|
‘Son’una yaklaşırken
|
2013-11-05 20:49
|
Murat Belge
|
|
Simge savaştırmayı pek seven Türkiye siyaset seçkinleri başı örtülü milletvekili kadınları kabullenmekte birleşince, müzmin dertlerimizden biri daha tarihe karışmış oldu. “Bakın, bu da oldu, ama başımıza taş yağmadı” diye değerlendirebileceğimiz olayların sayısı artıyor. Mustafa Muğlalı Kışlası, adı değiştirildi diye, yıkılmadı. “Andımız” söylenmeyince, Türkiye’nin iklimi değişmeyecek vb.
Şimdi yavaş yavaş ve teker teker günlük hayatın içinden çıkan/ çıkarılan bu şeylerin çoğu kuruluş yıllarının, tek-parti rejiminin başka türlüsü olamazmış gibi topluma empoze ettiği kurallar. O kuruluşun kendisi birtakım ciddi kusurlar taşıdığı için, böyle baştan bozuk yığınla uygulama da getirmişti. Şimdi bunların bazılarını yürürlükten kaldırıyoruz ama, birçoğu da hâlâ yürürlükte. Çünkü öylelerini paylaşanların sayısı çok. Bunlar da “genel Türk milliyetçiliğinin motifleri”, diyebiliriz.
“Atatürkçülük” diye özetleyebiliriz ya da toparlayabiliriz, bunları kapsayan ideolojiyi. Yakın tarihin akışına ve olaylarına kuşbakışı bakarsak, bu ideolojinin 1980’de zaten “kadük” olduğunu gözlemleyebiliriz. Öyle olduğunun en güçlü kanıtı da 12 Eylül darbesidir. 12 Eylül topluma tüfek zoruyla empoze etti bu ideolojiyi. Bir ideoloji, böyle tüfek zoruyla empoze ediliyorsa, demek ki, kendisini yeniden-üretecek içsel imkânları, potansiyelleri, dinamoları kaybetmiştir. İnsanlara seslenemez, onları ortak harekete çağıramaz hale gelmiştir.
İdeoloji çoktan bu hale gelmişti. Ama, ülkede temeli o kuruluş yıllarında atılan “iktidar aygıtı”nın bu ideolojiye ihtiyacı devam ediyordu. 12 Eylül bu ihtiyacın sonucudur. Serbest seçimin belirleyici olmaya başladığı bir siyasî zeminde, başından beri bir azınlık olan bu iktidar aygıtının, daha uzun zaman bir saltanat süremeyeceği anlaşılıyordu. Onun için de böyle bir müdahaleye gerek vardı.
Müdahale, elbette, bir şeyleri değiştirir. Bu da değiştirdi. Ama, ana akışı büsbütün durduramaz.

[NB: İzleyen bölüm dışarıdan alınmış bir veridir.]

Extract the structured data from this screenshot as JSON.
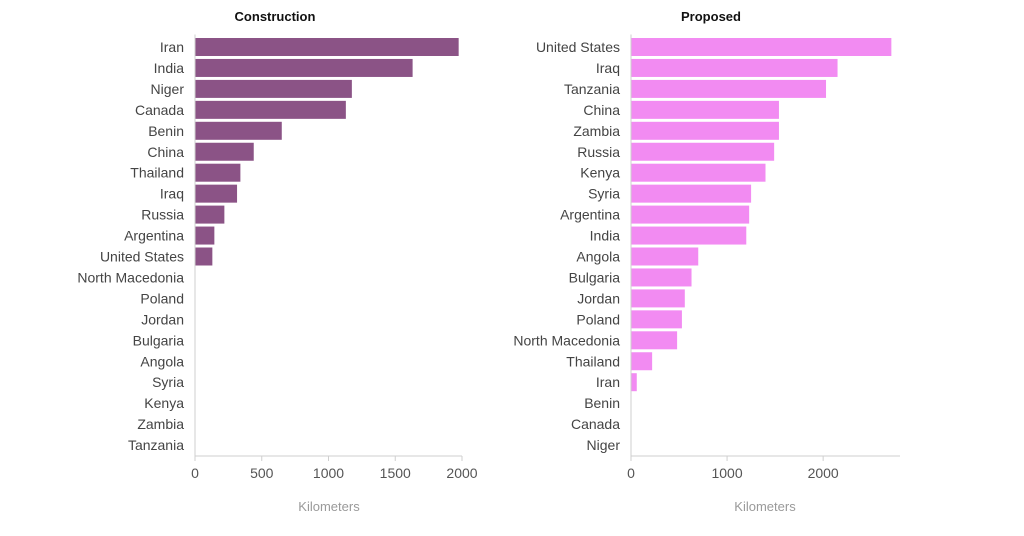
{
  "chart_data": [
    {
      "type": "bar",
      "orientation": "horizontal",
      "title": "Construction",
      "xlabel": "Kilometers",
      "ylabel": "",
      "color": "#8b5386",
      "xlim": [
        0,
        2000
      ],
      "xticks": [
        0,
        500,
        1000,
        1500,
        2000
      ],
      "grid": false,
      "categories": [
        "Iran",
        "India",
        "Niger",
        "Canada",
        "Benin",
        "China",
        "Thailand",
        "Iraq",
        "Russia",
        "Argentina",
        "United States",
        "North Macedonia",
        "Poland",
        "Jordan",
        "Bulgaria",
        "Angola",
        "Syria",
        "Kenya",
        "Zambia",
        "Tanzania"
      ],
      "values": [
        1975,
        1630,
        1175,
        1130,
        650,
        440,
        340,
        315,
        220,
        145,
        130,
        0,
        0,
        0,
        0,
        0,
        0,
        0,
        0,
        0
      ]
    },
    {
      "type": "bar",
      "orientation": "horizontal",
      "title": "Proposed",
      "xlabel": "Kilometers",
      "ylabel": "",
      "color": "#f28bf2",
      "xlim": [
        0,
        2800
      ],
      "xticks": [
        0,
        1000,
        2000
      ],
      "grid": false,
      "categories": [
        "United States",
        "Iraq",
        "Tanzania",
        "China",
        "Zambia",
        "Russia",
        "Kenya",
        "Syria",
        "Argentina",
        "India",
        "Angola",
        "Bulgaria",
        "Jordan",
        "Poland",
        "North Macedonia",
        "Thailand",
        "Iran",
        "Benin",
        "Canada",
        "Niger"
      ],
      "values": [
        2710,
        2150,
        2030,
        1540,
        1540,
        1490,
        1400,
        1250,
        1230,
        1200,
        700,
        630,
        560,
        530,
        480,
        220,
        60,
        0,
        0,
        0
      ]
    }
  ]
}
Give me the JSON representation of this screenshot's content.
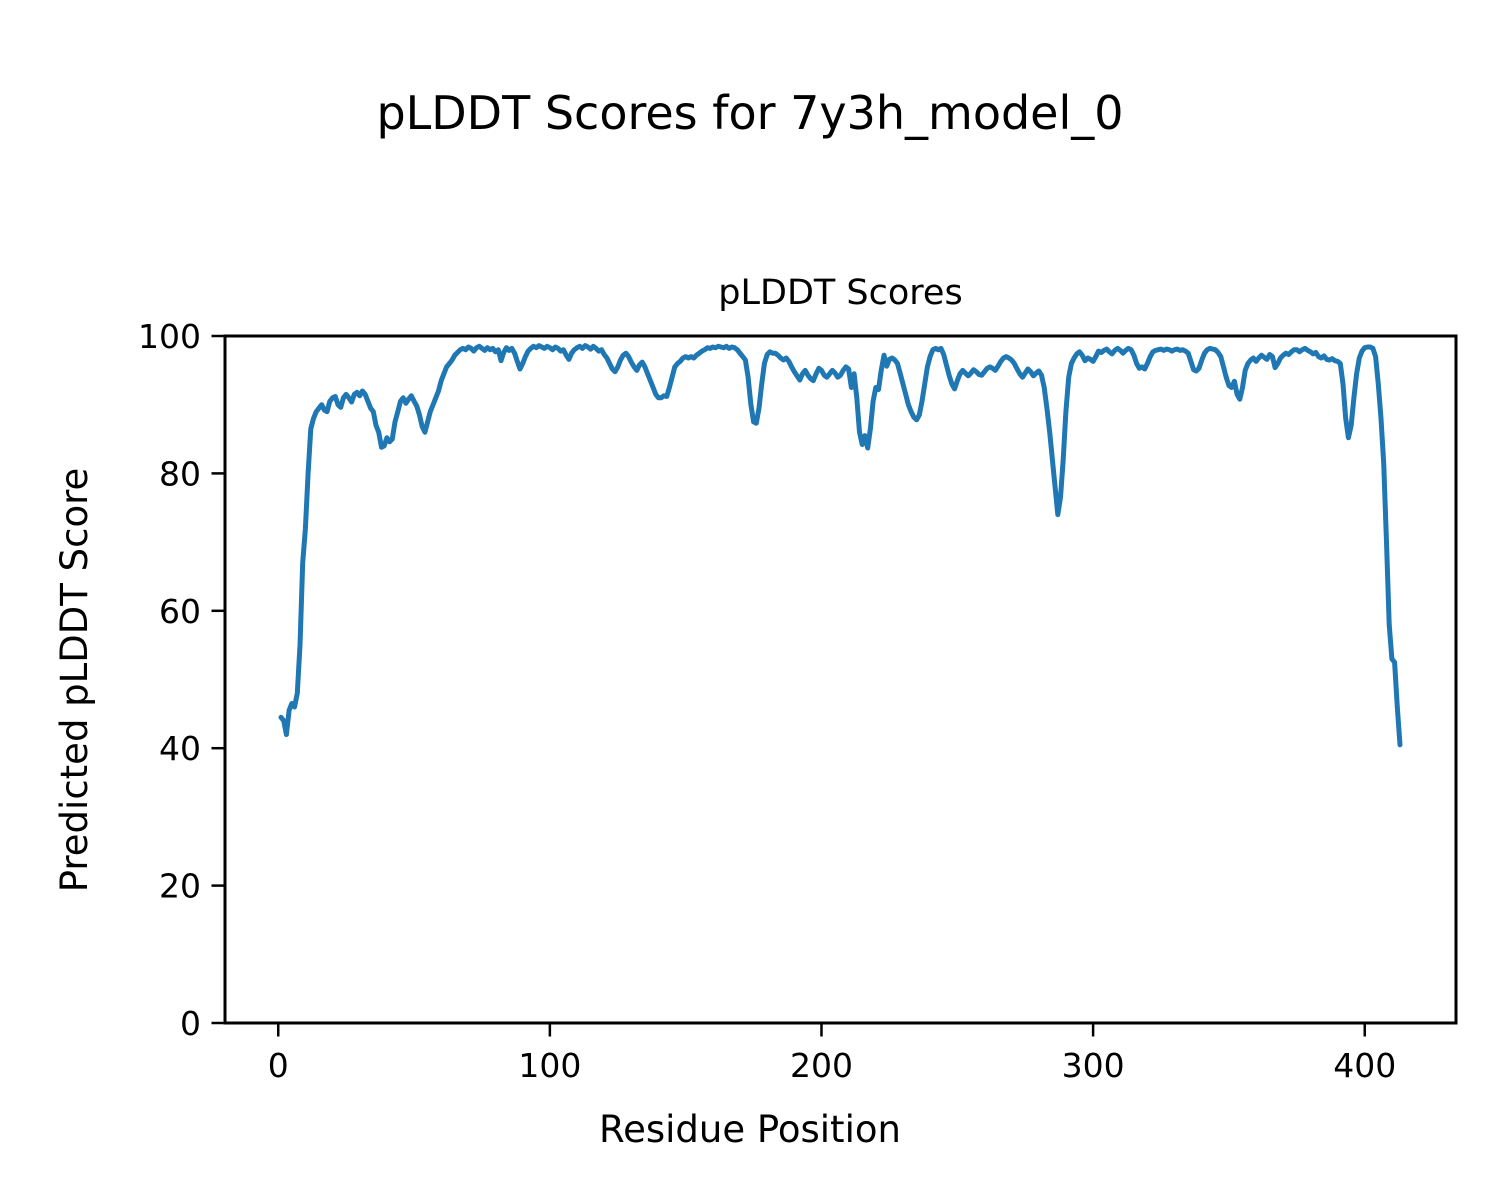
{
  "page": {
    "suptitle": "pLDDT Scores for 7y3h_model_0"
  },
  "chart_data": {
    "type": "line",
    "title": "pLDDT Scores",
    "xlabel": "Residue Position",
    "ylabel": "Predicted pLDDT Score",
    "xticks": [
      0,
      100,
      200,
      300,
      400
    ],
    "yticks": [
      0,
      20,
      40,
      60,
      80,
      100
    ],
    "xlim": [
      -19.6,
      433.6
    ],
    "ylim": [
      0,
      100
    ],
    "grid": false,
    "legend": "none",
    "background": "#ffffff",
    "axis_color": "#000000",
    "series": [
      {
        "name": "pLDDT",
        "color": "#1f77b4",
        "x_start": 1,
        "x_step": 1,
        "values": [
          44.5,
          44,
          42,
          45.5,
          46.5,
          46,
          48,
          55,
          67,
          72,
          80,
          86.5,
          88,
          89,
          89.5,
          90,
          89.2,
          89,
          90.5,
          91,
          91.2,
          90,
          89.6,
          91,
          91.5,
          91,
          90.4,
          91.5,
          91.8,
          91.3,
          92,
          91.5,
          90.5,
          89.5,
          89,
          87,
          86,
          83.8,
          84,
          85.2,
          84.6,
          85,
          87.5,
          89,
          90.5,
          91,
          90.2,
          90.8,
          91.3,
          90.5,
          89.8,
          88.5,
          86.8,
          86,
          87.5,
          89,
          90,
          91,
          92,
          93.5,
          94.5,
          95.5,
          96,
          96.5,
          97.2,
          97.6,
          98,
          98.2,
          98,
          98.4,
          98.2,
          97.8,
          98.3,
          98.5,
          98.2,
          97.9,
          98.3,
          98,
          98.2,
          97.7,
          98,
          96.4,
          97.6,
          98.3,
          97.9,
          98.2,
          97.5,
          96.3,
          95.2,
          96,
          97,
          97.8,
          98.2,
          98.5,
          98.3,
          98.6,
          98.4,
          98.2,
          98.5,
          98.3,
          98,
          98.4,
          98.2,
          97.8,
          98,
          97.2,
          96.6,
          97.5,
          98,
          98.3,
          98.5,
          98.2,
          98.6,
          98.4,
          98.1,
          98.5,
          98.2,
          97.8,
          98,
          97.3,
          96.8,
          96,
          95.2,
          94.8,
          95.5,
          96.5,
          97.2,
          97.5,
          97,
          96.2,
          95.5,
          95,
          95.8,
          96.2,
          95.5,
          94.5,
          93.5,
          92.5,
          91.5,
          91,
          91,
          91.3,
          91.2,
          92.5,
          94,
          95.5,
          96,
          96.3,
          96.8,
          97,
          96.8,
          97,
          96.8,
          97.2,
          97.5,
          97.8,
          98,
          98.3,
          98.2,
          98.4,
          98.3,
          98.5,
          98.4,
          98.3,
          98.5,
          98.2,
          98.4,
          98.3,
          98,
          97.5,
          97,
          96.5,
          94,
          90,
          87.5,
          87.3,
          89.5,
          93,
          96,
          97.3,
          97.7,
          97.5,
          97.5,
          97.2,
          96.8,
          96.5,
          96.8,
          96.3,
          95.5,
          94.8,
          94.2,
          93.6,
          94.5,
          95,
          94.3,
          93.8,
          93.5,
          94.5,
          95.3,
          95,
          94.3,
          94,
          94.5,
          95,
          94.6,
          94,
          94.3,
          95,
          95.5,
          95.2,
          92.5,
          94.5,
          91,
          86,
          84.2,
          85.5,
          83.7,
          86.5,
          90.5,
          92.5,
          92.2,
          95,
          97.2,
          95.6,
          96.6,
          96.8,
          96.5,
          96,
          94.5,
          93,
          91.5,
          90,
          89,
          88.2,
          87.8,
          88.5,
          90.5,
          93,
          95.5,
          97,
          98,
          98.2,
          98,
          98.2,
          97.3,
          95.8,
          94.3,
          93,
          92.3,
          93.5,
          94.5,
          95,
          94.6,
          94.2,
          94.6,
          95.1,
          94.8,
          94.4,
          94.3,
          94.8,
          95.3,
          95.5,
          95.3,
          95,
          95.6,
          96.3,
          96.8,
          97,
          96.8,
          96.5,
          96,
          95.2,
          94.5,
          94,
          94.6,
          95.2,
          94.8,
          94.2,
          94.6,
          94.9,
          94.3,
          92.5,
          89.5,
          86,
          82,
          78,
          74,
          76.5,
          82,
          89,
          94,
          96,
          96.8,
          97.4,
          97.7,
          97.2,
          96.4,
          96.8,
          96.6,
          96.3,
          97,
          97.8,
          97.6,
          97.9,
          98.1,
          97.7,
          97.4,
          97.9,
          98.2,
          97.9,
          97.5,
          97.9,
          98.2,
          98,
          97.2,
          96,
          95.3,
          95.5,
          95.2,
          96,
          97,
          97.7,
          97.9,
          98,
          98.1,
          97.9,
          98.1,
          98,
          97.8,
          98,
          98.1,
          97.9,
          98,
          97.8,
          97.5,
          96.3,
          95.1,
          94.9,
          95.3,
          96.5,
          97.5,
          98,
          98.2,
          98.1,
          98,
          97.6,
          97,
          95.5,
          94,
          92.8,
          92.5,
          93.4,
          91.5,
          90.8,
          92.5,
          95,
          96,
          96.5,
          96.8,
          96.3,
          96.8,
          97.2,
          96.9,
          96.6,
          97.3,
          97,
          95.4,
          96,
          96.8,
          97.2,
          97.5,
          97.3,
          97.7,
          98,
          98,
          97.7,
          98,
          98.2,
          97.9,
          97.7,
          97.4,
          97.6,
          97,
          96.8,
          97.1,
          96.6,
          96.5,
          96.7,
          96.4,
          96.3,
          96,
          93,
          88,
          85.2,
          87,
          91,
          94.5,
          96.8,
          97.8,
          98.3,
          98.4,
          98.4,
          98.2,
          97,
          93,
          88,
          81.5,
          70,
          58,
          53,
          52.5,
          46,
          40.5
        ]
      }
    ]
  }
}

Bu da durduramadı. Bugün, genel olarak, tarihte mümkün olabildiği derecede, 12 Eylül sabahından önceki noktaya döndük. Ama kaç yıl sonra?
Başı örtülü kadın milletvekili sorunu da yıllar önce, Merve Kavakçı Büyük Millet Meclisi’ne geldiği gün, aslında bitmişti. Ama Türkiye’nin siyasî seçkinleri sorun çözmekten hoşlanmaz; ayrıca, “vakit kaybetme” sanatının usta temsilcisi olmuşlardır. “Hoş geldin” diyeceklerine bildiğimiz o kıyameti kopardılar ve bu kadar zaman daha onlar kazandı, toplum kaybetti.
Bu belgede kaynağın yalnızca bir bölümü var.